Lenin, whom Comrade Jeremy loves to quote, argued exactly the opposite, that the very fact that trade unions generally ‘reveal certain reactionary features, a certain craft narrow-mindedness, a certain tendency to be non-political, a certain inertness, etc.’ is all the more reason for a struggle, which, he says in Left-Wing Communism: an Infantile Disorder, ‘must be waged ruthlessly … to a point when all the incorrigible leaders of opportunism and social-chauvinism are completely discredited and driven out of the trade unions.’
This has nothing in common with Comrade Cronin’s view that trade unions are inevitably and permanently conservative, and cannot adopt revolutionary policies, as NUMSA is doing.
That is why our Congress resolved ‘to explore the establishment of a Movement for Socialism as the working class does indeed need a political organisation committed in its policies and actions to the establishment of a socialist South Africa’.
This has become necessary precisely because the SACP, far from playing the role of a revolutionary workers’ vanguard party, is now backing, and indeed leading, those Lenin defined as ‘incorrigible leaders of opportunism’ within COSATU who want to turn it into a tame labour desk for the ANC government, and who are using the workers’ movement as a stepping stone to a career in Parliament.
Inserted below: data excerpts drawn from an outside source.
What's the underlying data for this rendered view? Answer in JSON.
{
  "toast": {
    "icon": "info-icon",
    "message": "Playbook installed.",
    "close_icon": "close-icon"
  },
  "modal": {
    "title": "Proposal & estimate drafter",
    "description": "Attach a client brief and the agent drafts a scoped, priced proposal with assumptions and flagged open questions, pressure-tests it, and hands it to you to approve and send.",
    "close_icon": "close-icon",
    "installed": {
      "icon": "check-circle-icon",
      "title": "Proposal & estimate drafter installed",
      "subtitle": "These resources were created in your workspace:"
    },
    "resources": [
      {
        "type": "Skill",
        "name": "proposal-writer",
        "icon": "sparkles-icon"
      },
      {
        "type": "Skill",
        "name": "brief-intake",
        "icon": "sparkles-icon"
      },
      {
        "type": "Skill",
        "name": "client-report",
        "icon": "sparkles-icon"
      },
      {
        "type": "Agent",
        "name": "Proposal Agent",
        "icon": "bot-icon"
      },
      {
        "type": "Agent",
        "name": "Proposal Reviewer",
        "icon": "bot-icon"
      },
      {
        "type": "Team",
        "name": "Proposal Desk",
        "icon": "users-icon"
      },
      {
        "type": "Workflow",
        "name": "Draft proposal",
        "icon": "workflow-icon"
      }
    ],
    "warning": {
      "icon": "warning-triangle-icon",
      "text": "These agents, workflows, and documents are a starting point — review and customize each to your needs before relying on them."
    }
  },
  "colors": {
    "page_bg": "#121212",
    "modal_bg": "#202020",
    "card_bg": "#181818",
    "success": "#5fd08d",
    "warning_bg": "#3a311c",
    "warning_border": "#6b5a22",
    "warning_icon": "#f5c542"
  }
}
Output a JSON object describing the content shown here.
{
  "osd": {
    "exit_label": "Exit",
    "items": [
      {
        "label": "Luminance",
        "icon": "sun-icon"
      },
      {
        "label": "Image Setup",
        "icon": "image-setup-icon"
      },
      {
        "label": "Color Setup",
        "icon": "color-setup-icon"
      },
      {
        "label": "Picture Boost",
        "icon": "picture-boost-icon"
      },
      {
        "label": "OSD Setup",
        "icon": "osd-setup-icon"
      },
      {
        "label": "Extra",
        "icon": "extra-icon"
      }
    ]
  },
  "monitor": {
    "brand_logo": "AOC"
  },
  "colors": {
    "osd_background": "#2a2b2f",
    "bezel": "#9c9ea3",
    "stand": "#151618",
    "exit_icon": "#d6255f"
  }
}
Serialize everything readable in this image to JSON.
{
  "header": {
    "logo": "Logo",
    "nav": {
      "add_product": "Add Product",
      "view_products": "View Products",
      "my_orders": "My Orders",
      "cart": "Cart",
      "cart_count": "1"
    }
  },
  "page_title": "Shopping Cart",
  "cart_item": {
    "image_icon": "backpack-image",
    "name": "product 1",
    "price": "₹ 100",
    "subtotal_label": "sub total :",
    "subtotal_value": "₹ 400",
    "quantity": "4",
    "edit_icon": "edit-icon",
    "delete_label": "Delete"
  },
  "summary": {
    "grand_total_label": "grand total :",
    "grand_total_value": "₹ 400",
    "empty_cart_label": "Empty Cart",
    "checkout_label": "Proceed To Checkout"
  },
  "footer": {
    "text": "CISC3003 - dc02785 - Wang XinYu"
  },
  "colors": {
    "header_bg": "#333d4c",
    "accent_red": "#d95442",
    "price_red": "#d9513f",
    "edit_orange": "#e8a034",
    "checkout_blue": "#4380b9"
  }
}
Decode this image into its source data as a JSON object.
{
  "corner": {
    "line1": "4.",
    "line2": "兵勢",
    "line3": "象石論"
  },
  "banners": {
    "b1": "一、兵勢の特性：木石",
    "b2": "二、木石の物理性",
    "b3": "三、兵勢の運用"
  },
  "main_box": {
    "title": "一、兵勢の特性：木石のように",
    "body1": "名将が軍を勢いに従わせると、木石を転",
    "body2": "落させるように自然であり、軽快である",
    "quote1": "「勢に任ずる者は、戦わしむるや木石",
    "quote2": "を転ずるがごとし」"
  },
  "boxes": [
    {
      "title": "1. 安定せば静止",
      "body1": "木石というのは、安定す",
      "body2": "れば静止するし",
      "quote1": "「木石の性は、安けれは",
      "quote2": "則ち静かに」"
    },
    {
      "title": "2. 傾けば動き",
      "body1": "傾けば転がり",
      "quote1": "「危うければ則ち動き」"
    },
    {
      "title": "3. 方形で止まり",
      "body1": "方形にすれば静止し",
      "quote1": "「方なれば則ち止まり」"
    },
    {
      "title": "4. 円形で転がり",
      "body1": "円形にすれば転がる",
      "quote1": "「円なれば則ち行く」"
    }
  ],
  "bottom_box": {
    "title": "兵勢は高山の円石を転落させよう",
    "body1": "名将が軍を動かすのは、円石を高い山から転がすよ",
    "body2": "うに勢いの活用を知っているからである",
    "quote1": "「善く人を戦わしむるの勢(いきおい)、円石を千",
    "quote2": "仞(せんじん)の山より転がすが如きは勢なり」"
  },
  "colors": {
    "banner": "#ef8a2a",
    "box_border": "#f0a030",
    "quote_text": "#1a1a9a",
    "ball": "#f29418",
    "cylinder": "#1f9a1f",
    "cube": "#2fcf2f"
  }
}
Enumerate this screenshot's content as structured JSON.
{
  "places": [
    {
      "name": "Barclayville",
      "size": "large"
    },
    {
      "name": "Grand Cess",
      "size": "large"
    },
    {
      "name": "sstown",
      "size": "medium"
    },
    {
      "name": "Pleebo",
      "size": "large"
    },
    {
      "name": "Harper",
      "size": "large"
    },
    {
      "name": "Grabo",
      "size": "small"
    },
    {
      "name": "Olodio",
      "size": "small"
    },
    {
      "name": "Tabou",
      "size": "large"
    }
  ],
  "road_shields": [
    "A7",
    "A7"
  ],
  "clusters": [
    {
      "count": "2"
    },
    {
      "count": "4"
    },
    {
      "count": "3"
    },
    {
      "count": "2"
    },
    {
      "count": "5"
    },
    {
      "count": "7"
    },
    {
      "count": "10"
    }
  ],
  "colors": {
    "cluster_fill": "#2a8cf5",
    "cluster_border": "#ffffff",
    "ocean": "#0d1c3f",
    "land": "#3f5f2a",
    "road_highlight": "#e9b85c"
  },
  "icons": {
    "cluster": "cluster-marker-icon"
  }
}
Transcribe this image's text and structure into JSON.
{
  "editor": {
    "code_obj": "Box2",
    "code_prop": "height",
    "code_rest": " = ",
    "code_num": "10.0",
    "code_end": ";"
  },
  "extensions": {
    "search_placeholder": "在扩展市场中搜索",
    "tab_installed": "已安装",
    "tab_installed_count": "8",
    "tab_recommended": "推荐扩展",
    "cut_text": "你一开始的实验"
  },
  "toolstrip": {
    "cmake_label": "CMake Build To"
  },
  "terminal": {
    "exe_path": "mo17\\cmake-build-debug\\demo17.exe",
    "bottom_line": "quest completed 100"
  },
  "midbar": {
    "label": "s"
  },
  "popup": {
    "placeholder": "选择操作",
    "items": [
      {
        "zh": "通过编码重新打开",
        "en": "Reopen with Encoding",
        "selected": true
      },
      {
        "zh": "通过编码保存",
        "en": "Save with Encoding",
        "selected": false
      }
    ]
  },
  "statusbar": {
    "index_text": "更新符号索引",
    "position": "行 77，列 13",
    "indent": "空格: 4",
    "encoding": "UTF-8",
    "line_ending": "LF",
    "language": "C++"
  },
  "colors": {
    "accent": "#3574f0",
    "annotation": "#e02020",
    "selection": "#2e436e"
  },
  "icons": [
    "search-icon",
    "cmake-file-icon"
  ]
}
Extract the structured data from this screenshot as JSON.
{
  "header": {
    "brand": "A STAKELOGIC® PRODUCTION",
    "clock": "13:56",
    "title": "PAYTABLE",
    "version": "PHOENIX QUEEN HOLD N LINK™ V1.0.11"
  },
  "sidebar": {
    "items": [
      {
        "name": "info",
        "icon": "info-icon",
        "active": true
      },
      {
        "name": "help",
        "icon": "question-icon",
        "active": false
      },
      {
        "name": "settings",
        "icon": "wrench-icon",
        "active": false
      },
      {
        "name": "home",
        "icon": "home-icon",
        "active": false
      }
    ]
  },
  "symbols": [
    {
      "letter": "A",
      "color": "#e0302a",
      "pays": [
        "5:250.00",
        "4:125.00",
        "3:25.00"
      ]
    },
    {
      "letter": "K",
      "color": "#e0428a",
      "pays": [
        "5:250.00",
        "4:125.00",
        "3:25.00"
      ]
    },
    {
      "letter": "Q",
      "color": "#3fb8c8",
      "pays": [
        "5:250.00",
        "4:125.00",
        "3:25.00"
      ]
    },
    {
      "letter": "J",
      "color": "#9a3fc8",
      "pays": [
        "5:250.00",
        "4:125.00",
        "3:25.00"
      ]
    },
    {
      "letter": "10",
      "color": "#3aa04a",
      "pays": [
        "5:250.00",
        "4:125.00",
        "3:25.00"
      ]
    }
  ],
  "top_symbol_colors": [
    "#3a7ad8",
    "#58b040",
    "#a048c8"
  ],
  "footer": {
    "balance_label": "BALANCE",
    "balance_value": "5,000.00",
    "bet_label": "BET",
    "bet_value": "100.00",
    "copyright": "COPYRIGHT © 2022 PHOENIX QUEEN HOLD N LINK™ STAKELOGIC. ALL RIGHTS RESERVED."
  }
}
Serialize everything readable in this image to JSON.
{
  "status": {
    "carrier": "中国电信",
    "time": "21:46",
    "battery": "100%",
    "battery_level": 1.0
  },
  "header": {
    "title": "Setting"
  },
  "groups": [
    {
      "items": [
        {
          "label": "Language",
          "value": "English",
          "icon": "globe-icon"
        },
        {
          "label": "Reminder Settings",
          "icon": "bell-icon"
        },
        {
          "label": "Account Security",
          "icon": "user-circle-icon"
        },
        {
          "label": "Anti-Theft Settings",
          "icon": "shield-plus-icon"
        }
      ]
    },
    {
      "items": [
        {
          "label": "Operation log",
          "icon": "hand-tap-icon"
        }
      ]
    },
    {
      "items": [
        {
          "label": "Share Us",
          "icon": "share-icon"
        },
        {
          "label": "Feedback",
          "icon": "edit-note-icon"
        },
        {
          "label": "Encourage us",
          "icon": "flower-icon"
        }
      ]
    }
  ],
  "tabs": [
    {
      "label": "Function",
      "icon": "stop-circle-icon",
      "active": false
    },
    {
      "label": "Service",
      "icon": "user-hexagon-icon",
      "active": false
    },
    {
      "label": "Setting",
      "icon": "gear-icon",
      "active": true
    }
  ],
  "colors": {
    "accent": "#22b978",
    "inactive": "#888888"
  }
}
Comrade Cronin then turns his attention to the old and bogus charge that NUMSA is guilty of ‘workerism’, recalling the debates of the late 1980s, when NUMSA and others were wrongly accused of ignoring the broader ‘populist’ political struggle for the transformation of society, in favour of a purely workplace-based form of unionism, which Comrade Jeremy defines as ‘syndicalism’.
The real issue then, as now, was not a crude choice between whether workers’ organisations need to be involved in political struggles as part of the national liberation movement, or just restricted to workplace battles.
NUMSA, and indeed COSATU itself, was always heavily involved in both struggles. It has never been non-political, and is not today, but has always stressed the need to ensure that unions while being involved in politics, also remain independent of any political party and that they are controlled by the workers and not by the party.’